4.61 Within the case studies this issue was mentioned by almost all those who took part in the interviews and focus groups across all areas. While some respondents and interviews noted concern and confusion about differentiating between various 'groups' of non UK residents, such as the right to housing, benefits and homeless provision between asylum seekers, refugees and people from outwith the European Union, the single most common group where there appeared to be confusion was in relation to A8 nationals.
'We went on training and it's a bit clearer now - we now know what the difference is between Asylum Seekers, refugees and A8 nationals - but it doesn't make it any easier when working out if people have rights to housing or benefits - I think the SE needs to give clear guidance on this.' ( LA)
4.62 One of the main areas of confusion is whether A8 nationals have entitlement to public assistance as many landlords have concerns about their ability to meet rental costs, should they find themselves out of work. The main areas of concern reported were:
- The requirement to ask for income details as the legislation and guidance clearly states that income should not be considered when assessing housing need
'We know that in terms of the legislation we should not be taking income into account but we need to assess if people from Poland and other eastern European countries can pay the rent - there's no point in giving then a house if we then need to evict them a few months later for arrears.' ( RSL) - The rights of workers to Housing Benefit - this was linked to being unemployed, those not registered under the Workers Registration Scheme or who have been working for less than a year (this was linked to reports that many workers report having complied with the rules on working and registering in the UK, only to find employers have not registered them, hence they have no entitlement to public assistance).

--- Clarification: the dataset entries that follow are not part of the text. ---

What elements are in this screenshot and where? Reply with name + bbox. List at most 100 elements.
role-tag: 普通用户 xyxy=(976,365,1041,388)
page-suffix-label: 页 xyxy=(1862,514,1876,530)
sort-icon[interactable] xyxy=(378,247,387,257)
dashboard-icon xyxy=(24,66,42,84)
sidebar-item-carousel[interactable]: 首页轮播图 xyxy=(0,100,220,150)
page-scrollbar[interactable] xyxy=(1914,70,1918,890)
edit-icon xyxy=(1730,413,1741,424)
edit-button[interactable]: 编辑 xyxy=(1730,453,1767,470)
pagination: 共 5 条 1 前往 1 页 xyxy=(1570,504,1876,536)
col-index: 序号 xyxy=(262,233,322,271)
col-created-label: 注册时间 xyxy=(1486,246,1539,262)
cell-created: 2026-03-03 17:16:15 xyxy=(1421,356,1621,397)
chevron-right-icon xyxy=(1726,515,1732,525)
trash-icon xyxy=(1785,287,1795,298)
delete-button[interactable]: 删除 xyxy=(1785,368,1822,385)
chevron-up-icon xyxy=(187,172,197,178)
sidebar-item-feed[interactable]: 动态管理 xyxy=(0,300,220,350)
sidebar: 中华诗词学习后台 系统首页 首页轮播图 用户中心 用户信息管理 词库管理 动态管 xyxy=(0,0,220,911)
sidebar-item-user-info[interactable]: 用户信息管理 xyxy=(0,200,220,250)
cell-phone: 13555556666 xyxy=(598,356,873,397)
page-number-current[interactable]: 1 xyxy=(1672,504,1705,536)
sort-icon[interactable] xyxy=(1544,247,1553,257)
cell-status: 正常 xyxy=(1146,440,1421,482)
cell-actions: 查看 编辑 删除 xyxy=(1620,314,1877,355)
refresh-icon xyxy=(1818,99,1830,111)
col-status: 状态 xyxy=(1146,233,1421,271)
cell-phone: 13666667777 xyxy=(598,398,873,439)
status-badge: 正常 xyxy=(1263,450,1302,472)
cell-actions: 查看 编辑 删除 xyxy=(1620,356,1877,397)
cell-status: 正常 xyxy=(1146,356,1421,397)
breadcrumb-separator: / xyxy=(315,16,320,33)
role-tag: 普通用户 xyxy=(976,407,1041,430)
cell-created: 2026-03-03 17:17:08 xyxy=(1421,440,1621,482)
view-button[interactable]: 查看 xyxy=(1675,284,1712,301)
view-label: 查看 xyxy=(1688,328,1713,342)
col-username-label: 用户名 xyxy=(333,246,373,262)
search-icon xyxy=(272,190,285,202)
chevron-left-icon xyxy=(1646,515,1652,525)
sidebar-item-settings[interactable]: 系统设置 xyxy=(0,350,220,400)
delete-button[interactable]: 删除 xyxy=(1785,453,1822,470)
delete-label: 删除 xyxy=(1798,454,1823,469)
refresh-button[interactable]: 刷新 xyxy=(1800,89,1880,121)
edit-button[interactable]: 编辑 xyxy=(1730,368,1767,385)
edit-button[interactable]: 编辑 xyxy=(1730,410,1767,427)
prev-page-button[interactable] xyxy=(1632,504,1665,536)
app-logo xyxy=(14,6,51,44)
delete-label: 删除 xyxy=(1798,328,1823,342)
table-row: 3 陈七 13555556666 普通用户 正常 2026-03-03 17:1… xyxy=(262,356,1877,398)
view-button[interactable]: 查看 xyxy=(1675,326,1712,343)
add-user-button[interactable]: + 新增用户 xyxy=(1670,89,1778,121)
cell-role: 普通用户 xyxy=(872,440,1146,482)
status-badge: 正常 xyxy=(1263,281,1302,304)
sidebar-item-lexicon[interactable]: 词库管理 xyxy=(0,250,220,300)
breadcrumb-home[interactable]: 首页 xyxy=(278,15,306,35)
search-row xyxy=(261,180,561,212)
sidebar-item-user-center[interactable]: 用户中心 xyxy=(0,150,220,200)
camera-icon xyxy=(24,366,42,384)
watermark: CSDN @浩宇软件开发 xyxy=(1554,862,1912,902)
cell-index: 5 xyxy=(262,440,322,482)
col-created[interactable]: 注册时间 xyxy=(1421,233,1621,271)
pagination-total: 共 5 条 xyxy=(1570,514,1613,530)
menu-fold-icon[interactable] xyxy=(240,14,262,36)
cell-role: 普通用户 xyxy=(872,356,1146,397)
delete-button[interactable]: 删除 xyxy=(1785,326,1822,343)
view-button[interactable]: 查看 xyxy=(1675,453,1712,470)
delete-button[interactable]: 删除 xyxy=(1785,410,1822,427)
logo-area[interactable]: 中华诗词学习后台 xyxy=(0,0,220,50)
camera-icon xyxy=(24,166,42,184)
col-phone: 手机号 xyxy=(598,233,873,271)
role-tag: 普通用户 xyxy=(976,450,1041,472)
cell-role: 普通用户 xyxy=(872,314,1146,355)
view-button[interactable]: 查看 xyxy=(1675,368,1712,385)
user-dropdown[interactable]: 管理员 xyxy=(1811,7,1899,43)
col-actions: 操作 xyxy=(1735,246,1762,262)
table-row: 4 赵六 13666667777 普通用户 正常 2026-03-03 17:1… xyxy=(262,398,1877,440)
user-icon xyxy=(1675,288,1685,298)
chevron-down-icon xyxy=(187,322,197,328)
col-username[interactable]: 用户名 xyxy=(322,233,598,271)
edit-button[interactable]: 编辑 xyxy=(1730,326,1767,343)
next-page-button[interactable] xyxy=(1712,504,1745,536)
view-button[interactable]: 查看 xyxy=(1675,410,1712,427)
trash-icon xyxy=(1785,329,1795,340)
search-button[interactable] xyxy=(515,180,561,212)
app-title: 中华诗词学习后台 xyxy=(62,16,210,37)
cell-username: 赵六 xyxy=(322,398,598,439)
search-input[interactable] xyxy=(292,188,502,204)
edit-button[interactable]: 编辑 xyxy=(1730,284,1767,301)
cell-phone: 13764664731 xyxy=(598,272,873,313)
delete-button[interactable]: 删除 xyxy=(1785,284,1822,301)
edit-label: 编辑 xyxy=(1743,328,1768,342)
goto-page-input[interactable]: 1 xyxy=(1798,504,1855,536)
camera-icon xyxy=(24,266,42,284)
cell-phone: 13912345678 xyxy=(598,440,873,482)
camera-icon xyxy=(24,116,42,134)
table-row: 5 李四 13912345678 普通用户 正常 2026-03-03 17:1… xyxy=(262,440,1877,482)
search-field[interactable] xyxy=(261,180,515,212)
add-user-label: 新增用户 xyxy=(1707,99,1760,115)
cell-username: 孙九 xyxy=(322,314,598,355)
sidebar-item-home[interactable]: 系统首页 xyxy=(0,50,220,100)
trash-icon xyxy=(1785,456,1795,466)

'It's really difficult, one family had all the paperwork to show they had been working and had a right to benefits, but their employer hadn't done what was required and they were told that they couldn't get help with their rent - as it was we really weren't sure what to do.' ( RSL)
- Where the family composition or circumstances of A8 households changes - again linked to benefit entitlement and the ability to pay rent.
'We had one family where both the husband and wife were working and there were no problems with their rent payment; however, the lady found out she was pregnant and her husband's wages alone couldn't cover the rent - we have no idea if she is entitled to child benefit or if they might get help with their rent.' ( LA)
- Rights to homelessness provision, including the right to a homeless assessment and access to temporary and permanent accommodation.
'We are giving people a homeless assessment but are not sure if we should be or not - I'm aware that other Councils only offer advice on other tenures, like private rented.' ( LA)
'We (homeless staff) have been told that people from eastern Europe have no entitlement to homeless provision, especially if they have a house or family in their own country - one woman who had 2 kids recently came in and we had to turn her away - I felt really bad as she had nowhere to go but there was nothing we could do.' ( LA)
4.63 Almost all landlords, particularly local authorities, reported an increase in the number of non UK residents over the past few years (with the exception of RSLs in very rural areas or those which have very specialist provision) and all felt that guidance in this area should be a priority, especially given the problems and concerns many reported in determining the relative priority for other groups and individuals on their waiting lists.